Wildlife attacks on locals worries UWA

Dialogue. UWA director for operations Charles Tumwesigye addresses residents of Kamdini Sub-county who turned out for a meeting at Nora Trading Centre on Tuesday. PHOTO BY BY TOBBIAS JOLLY OWINY.

Oyam. The growing incidents of wildlife attacks of residents in the country is worrying Uganda Wildlife Authority (UWA).
Mr Charles Tumwesigye, the UWA director of operations, said during a community meeting with residents of Kamdini Sub-county on Tuesday that the animal raids and killing of people outside gazetted wildlife facilities across the country is disastrous.
Mr Tumwesigye observed that cases of human deaths arising from stray elephant attacks had become rampant yet they cannot do much as UWA because they are overwhelmed.
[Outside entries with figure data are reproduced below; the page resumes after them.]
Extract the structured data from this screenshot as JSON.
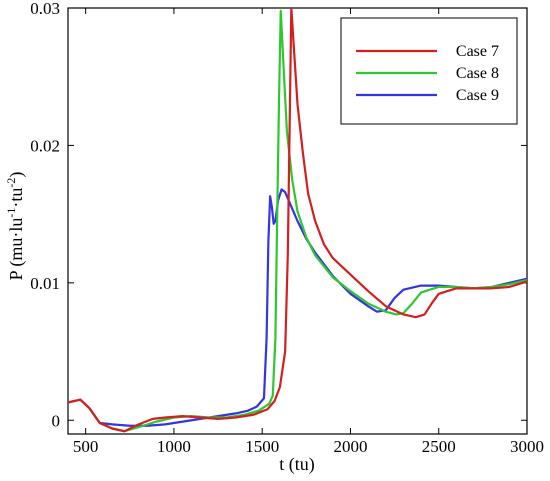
{
  "chart_data": {
    "type": "line",
    "xlabel": "t (tu)",
    "ylabel_parts": {
      "base": "P (mu·lu",
      "exp1": "-1",
      "mid": "·tu",
      "exp2": "-2",
      "close": ")"
    },
    "xlim": [
      400,
      3000
    ],
    "ylim": [
      -0.001,
      0.03
    ],
    "x_ticks": [
      {
        "value": 500,
        "label": "500"
      },
      {
        "value": 1000,
        "label": "1000"
      },
      {
        "value": 1500,
        "label": "1500"
      },
      {
        "value": 2000,
        "label": "2000"
      },
      {
        "value": 2500,
        "label": "2500"
      },
      {
        "value": 3000,
        "label": "3000"
      }
    ],
    "y_ticks": [
      {
        "value": 0,
        "label": "0"
      },
      {
        "value": 0.01,
        "label": "0.01"
      },
      {
        "value": 0.02,
        "label": "0.02"
      },
      {
        "value": 0.03,
        "label": "0.03"
      }
    ],
    "legend_position": "top-right",
    "grid": false,
    "series": [
      {
        "name": "Case 7",
        "color": "#d41f1f",
        "points": [
          [
            400,
            0.0013
          ],
          [
            470,
            0.0015
          ],
          [
            520,
            0.0009
          ],
          [
            580,
            -0.0002
          ],
          [
            650,
            -0.0006
          ],
          [
            720,
            -0.0008
          ],
          [
            800,
            -0.0003
          ],
          [
            880,
            0.0001
          ],
          [
            950,
            0.0002
          ],
          [
            1050,
            0.0003
          ],
          [
            1150,
            0.0002
          ],
          [
            1250,
            0.0001
          ],
          [
            1350,
            0.0002
          ],
          [
            1450,
            0.0004
          ],
          [
            1530,
            0.0008
          ],
          [
            1570,
            0.0014
          ],
          [
            1600,
            0.0024
          ],
          [
            1630,
            0.005
          ],
          [
            1645,
            0.012
          ],
          [
            1655,
            0.021
          ],
          [
            1665,
            0.03
          ],
          [
            1680,
            0.027
          ],
          [
            1700,
            0.023
          ],
          [
            1730,
            0.0195
          ],
          [
            1760,
            0.0165
          ],
          [
            1800,
            0.0145
          ],
          [
            1850,
            0.0128
          ],
          [
            1900,
            0.0118
          ],
          [
            2000,
            0.0106
          ],
          [
            2100,
            0.0094
          ],
          [
            2200,
            0.0083
          ],
          [
            2300,
            0.0077
          ],
          [
            2370,
            0.0075
          ],
          [
            2420,
            0.0077
          ],
          [
            2460,
            0.0085
          ],
          [
            2500,
            0.0092
          ],
          [
            2600,
            0.0096
          ],
          [
            2700,
            0.0096
          ],
          [
            2800,
            0.0096
          ],
          [
            2900,
            0.0097
          ],
          [
            3000,
            0.0101
          ]
        ]
      },
      {
        "name": "Case 8",
        "color": "#2ec82e",
        "points": [
          [
            400,
            0.0013
          ],
          [
            470,
            0.0015
          ],
          [
            520,
            0.0009
          ],
          [
            580,
            -0.0002
          ],
          [
            650,
            -0.0006
          ],
          [
            720,
            -0.0008
          ],
          [
            800,
            -0.0005
          ],
          [
            900,
            -0.0001
          ],
          [
            1000,
            0.0002
          ],
          [
            1100,
            0.0003
          ],
          [
            1200,
            0.0002
          ],
          [
            1300,
            0.0002
          ],
          [
            1400,
            0.0004
          ],
          [
            1480,
            0.0007
          ],
          [
            1540,
            0.0012
          ],
          [
            1560,
            0.0018
          ],
          [
            1575,
            0.006
          ],
          [
            1585,
            0.015
          ],
          [
            1595,
            0.023
          ],
          [
            1605,
            0.0298
          ],
          [
            1620,
            0.026
          ],
          [
            1640,
            0.021
          ],
          [
            1670,
            0.0175
          ],
          [
            1700,
            0.0152
          ],
          [
            1750,
            0.0133
          ],
          [
            1800,
            0.012
          ],
          [
            1900,
            0.0104
          ],
          [
            2000,
            0.0094
          ],
          [
            2100,
            0.0085
          ],
          [
            2200,
            0.0079
          ],
          [
            2260,
            0.0077
          ],
          [
            2300,
            0.0078
          ],
          [
            2350,
            0.0085
          ],
          [
            2400,
            0.0093
          ],
          [
            2500,
            0.0097
          ],
          [
            2600,
            0.0097
          ],
          [
            2700,
            0.0096
          ],
          [
            2800,
            0.0097
          ],
          [
            2900,
            0.0099
          ],
          [
            3000,
            0.0102
          ]
        ]
      },
      {
        "name": "Case 9",
        "color": "#3434e0",
        "points": [
          [
            400,
            0.0013
          ],
          [
            470,
            0.0015
          ],
          [
            520,
            0.0009
          ],
          [
            580,
            -0.0002
          ],
          [
            650,
            -0.0003
          ],
          [
            750,
            -0.0004
          ],
          [
            850,
            -0.0004
          ],
          [
            950,
            -0.0003
          ],
          [
            1050,
            -0.0001
          ],
          [
            1150,
            0.0001
          ],
          [
            1250,
            0.0003
          ],
          [
            1350,
            0.0005
          ],
          [
            1420,
            0.0007
          ],
          [
            1470,
            0.001
          ],
          [
            1510,
            0.0016
          ],
          [
            1525,
            0.006
          ],
          [
            1535,
            0.013
          ],
          [
            1545,
            0.0163
          ],
          [
            1555,
            0.0155
          ],
          [
            1565,
            0.0143
          ],
          [
            1575,
            0.0145
          ],
          [
            1590,
            0.016
          ],
          [
            1610,
            0.0168
          ],
          [
            1630,
            0.0166
          ],
          [
            1660,
            0.0157
          ],
          [
            1700,
            0.0145
          ],
          [
            1750,
            0.0132
          ],
          [
            1800,
            0.0122
          ],
          [
            1900,
            0.0105
          ],
          [
            2000,
            0.0092
          ],
          [
            2100,
            0.0083
          ],
          [
            2150,
            0.0079
          ],
          [
            2200,
            0.008
          ],
          [
            2250,
            0.0089
          ],
          [
            2300,
            0.0095
          ],
          [
            2400,
            0.0098
          ],
          [
            2500,
            0.0098
          ],
          [
            2600,
            0.0097
          ],
          [
            2700,
            0.0096
          ],
          [
            2800,
            0.0097
          ],
          [
            2900,
            0.01
          ],
          [
            3000,
            0.0103
          ]
        ]
      }
    ]
  }
}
The meeting was organised by UWA.
“This problem of human-wildlife conflict is now a national disaster. Kamdini area is just one part. Your neighbours in Apala B up to Pakwach bridge, all that area is a hot spot for human-wildlife conflict with elephants, buffaloes and lions,” he said.

He added: “As UWA, we don’t like to see the people suffering, we really feel the pain you go through, but as we talk, even here in Kafu, we have lost about six people to crocodiles. In Lake Victoria, several people have been eaten by crocodiles and it is a very big problem.”
During the meeting, locals tasked UWA to compensate them for the loss of more than 17 people killed by elephants in the sub-county in the past one year.
They said the most affected were residents of Kamdini, Aber and Loro sub-counties in Oyam District by wildlife from the neighbouring Murchison National Park.

Mr Tumwesigye said UWA does not have enough manpower, resources and equipment to enhance its operations in order to avert human-wildlife conflict.
He said currently, there is a boom in elephant population across national parks of Uganda, although the number of rangers and scouts deployed by the authority has remained low to handle the big number.
“Recently, President Museveni passed out 490 rangers and Murchison Falls Park got only 70 of them,” Mr Tumwesigye added.

He revealed that UWA manages 11 per cent of Uganda’s total area, with only 2,000 staff (1,700 of which are rangers). The number cannot adequately deploy to smoothly run operations across all the 40 protected facilities run by UWA.
He, however, said UWA has embarked on a process of installing a 10km-stretch of electric fence around Queen Elizabeth National Park, and will soon install another 5km-electric fence in Oyam and Nwoya along their borderlines with Murchison Falls National Park.

“The lives of people are very important to us more than the animals, we plan to do this very soon in order to holistically address this problem because it is affecting the livelihoods of so many people,” Mr Wilson Kagoro, the UWA community conservation warden for Karuma, said.
Mr Kagoro noted that UWA staff at Wangkwar gate in Nwoya District are testing drones, a new technology to repel elephants once they stray into the community.